SYNTHETIC GUARANTEED INVESTMENT CONTRACT – modified guaranteed investment contract in which the underlying assets of the synthetic contract are owed by the plan itself rather than the insurance company as is the case with the GIC. This ownership rights is of particular importance if there is a concern about the long term financial soundness of an insurance company. The synthetic plan segregates the plan’s assets from the assets of the insurance company.
SUBROGATION - The circumstance where an insurance
company takes the place of an insured in bringing a liability suit
against a third party who caused injury to the insured.
SUBSIDENCE - Movement of the land on which
property is situated. A structure built on a hillside may slide down the
hill due to earth movement caused by heavy rains.
T
TENANTS INSURANCE - Coverage for the contents of
renter’s home or apartment and for liability. Tenant policies are
similar to homeowners insurance, except that they do not cover the
structure.
Total Adjusted Capital - commonly refers to an
insurance company's capital base under Standard & Poor's capital
adequacy model. It includes shareholders' funds and adjustments on
equity, asset values and reserves.
U
UMBRELLA POLICY - Umbrella coverage is insurance
coverage that extends the terms of a regular insurance policy once
coverage limits for the regular policy have been reached. Specifically,
umbrella coverage is for people who want protection against a large jury
award that is not covered in their standard policy.
UNDERWRITING – The process of identifying and classifying the degree of risk represented by a proposed insured.

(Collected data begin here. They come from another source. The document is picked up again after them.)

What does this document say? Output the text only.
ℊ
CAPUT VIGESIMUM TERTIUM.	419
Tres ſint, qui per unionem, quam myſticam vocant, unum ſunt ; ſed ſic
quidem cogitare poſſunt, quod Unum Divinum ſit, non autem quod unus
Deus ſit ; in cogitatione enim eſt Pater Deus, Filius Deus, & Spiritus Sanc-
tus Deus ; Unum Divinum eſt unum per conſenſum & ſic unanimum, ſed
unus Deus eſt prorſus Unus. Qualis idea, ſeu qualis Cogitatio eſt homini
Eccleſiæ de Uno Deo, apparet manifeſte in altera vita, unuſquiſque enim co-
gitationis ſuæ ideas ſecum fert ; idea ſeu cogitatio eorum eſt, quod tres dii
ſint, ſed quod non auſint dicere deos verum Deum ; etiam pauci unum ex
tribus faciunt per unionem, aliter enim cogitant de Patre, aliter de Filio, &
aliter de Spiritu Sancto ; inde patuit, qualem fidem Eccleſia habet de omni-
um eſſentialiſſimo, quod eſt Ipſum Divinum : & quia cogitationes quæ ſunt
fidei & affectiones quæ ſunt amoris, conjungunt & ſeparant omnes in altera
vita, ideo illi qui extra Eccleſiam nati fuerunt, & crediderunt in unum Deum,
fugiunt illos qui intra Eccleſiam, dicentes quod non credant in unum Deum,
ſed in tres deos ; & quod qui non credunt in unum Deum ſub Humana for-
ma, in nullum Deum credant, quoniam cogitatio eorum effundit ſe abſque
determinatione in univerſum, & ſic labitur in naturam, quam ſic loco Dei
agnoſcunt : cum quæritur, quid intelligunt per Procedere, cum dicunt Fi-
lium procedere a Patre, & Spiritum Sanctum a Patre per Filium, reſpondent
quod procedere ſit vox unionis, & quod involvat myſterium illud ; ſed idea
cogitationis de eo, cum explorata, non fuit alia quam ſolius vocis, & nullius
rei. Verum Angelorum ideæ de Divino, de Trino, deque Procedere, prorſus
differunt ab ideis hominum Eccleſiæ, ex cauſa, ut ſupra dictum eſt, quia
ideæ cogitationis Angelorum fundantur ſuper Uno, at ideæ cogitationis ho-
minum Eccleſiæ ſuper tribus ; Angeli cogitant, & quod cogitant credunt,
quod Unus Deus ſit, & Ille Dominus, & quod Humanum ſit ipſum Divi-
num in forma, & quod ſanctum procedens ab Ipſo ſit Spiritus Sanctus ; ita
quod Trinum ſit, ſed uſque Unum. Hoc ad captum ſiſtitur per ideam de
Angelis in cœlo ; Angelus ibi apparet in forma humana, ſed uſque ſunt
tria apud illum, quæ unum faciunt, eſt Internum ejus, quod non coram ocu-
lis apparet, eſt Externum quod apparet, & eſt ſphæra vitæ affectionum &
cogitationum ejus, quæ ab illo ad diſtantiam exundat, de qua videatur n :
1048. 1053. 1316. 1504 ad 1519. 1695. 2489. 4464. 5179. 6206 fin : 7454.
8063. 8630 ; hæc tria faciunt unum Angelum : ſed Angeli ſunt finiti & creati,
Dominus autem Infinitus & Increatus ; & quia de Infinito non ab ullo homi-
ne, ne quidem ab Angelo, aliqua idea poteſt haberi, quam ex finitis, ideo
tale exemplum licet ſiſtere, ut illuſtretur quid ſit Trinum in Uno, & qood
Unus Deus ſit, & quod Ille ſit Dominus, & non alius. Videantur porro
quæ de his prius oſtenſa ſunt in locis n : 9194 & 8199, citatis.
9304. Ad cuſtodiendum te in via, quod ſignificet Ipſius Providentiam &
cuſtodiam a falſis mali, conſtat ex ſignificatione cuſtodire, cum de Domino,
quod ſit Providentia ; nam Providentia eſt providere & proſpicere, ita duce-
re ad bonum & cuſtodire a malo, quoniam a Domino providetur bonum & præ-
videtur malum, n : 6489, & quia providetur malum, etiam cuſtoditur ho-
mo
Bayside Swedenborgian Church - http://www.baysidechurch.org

UNDERWRITING RISK – a measure of the risk that
arises from under-estimating the liabilities from business already
written or inadequately pricing current or prospective business.
UNFRIENDLY FIRE - A fire that escapes from its normal contained area. For example, fire in the fireplace leaps onto the sofa
V
VOLUNTARY MARKET – Consists of insurance consumers
that insurers select to be provided coverage, using underwriting
guidelines that are not unfairly discriminatory. The voluntary market is
also called the normal or regular market.
W
WRITTEN EXPOSURE – The total number of exposures of all policies issued during a given time period.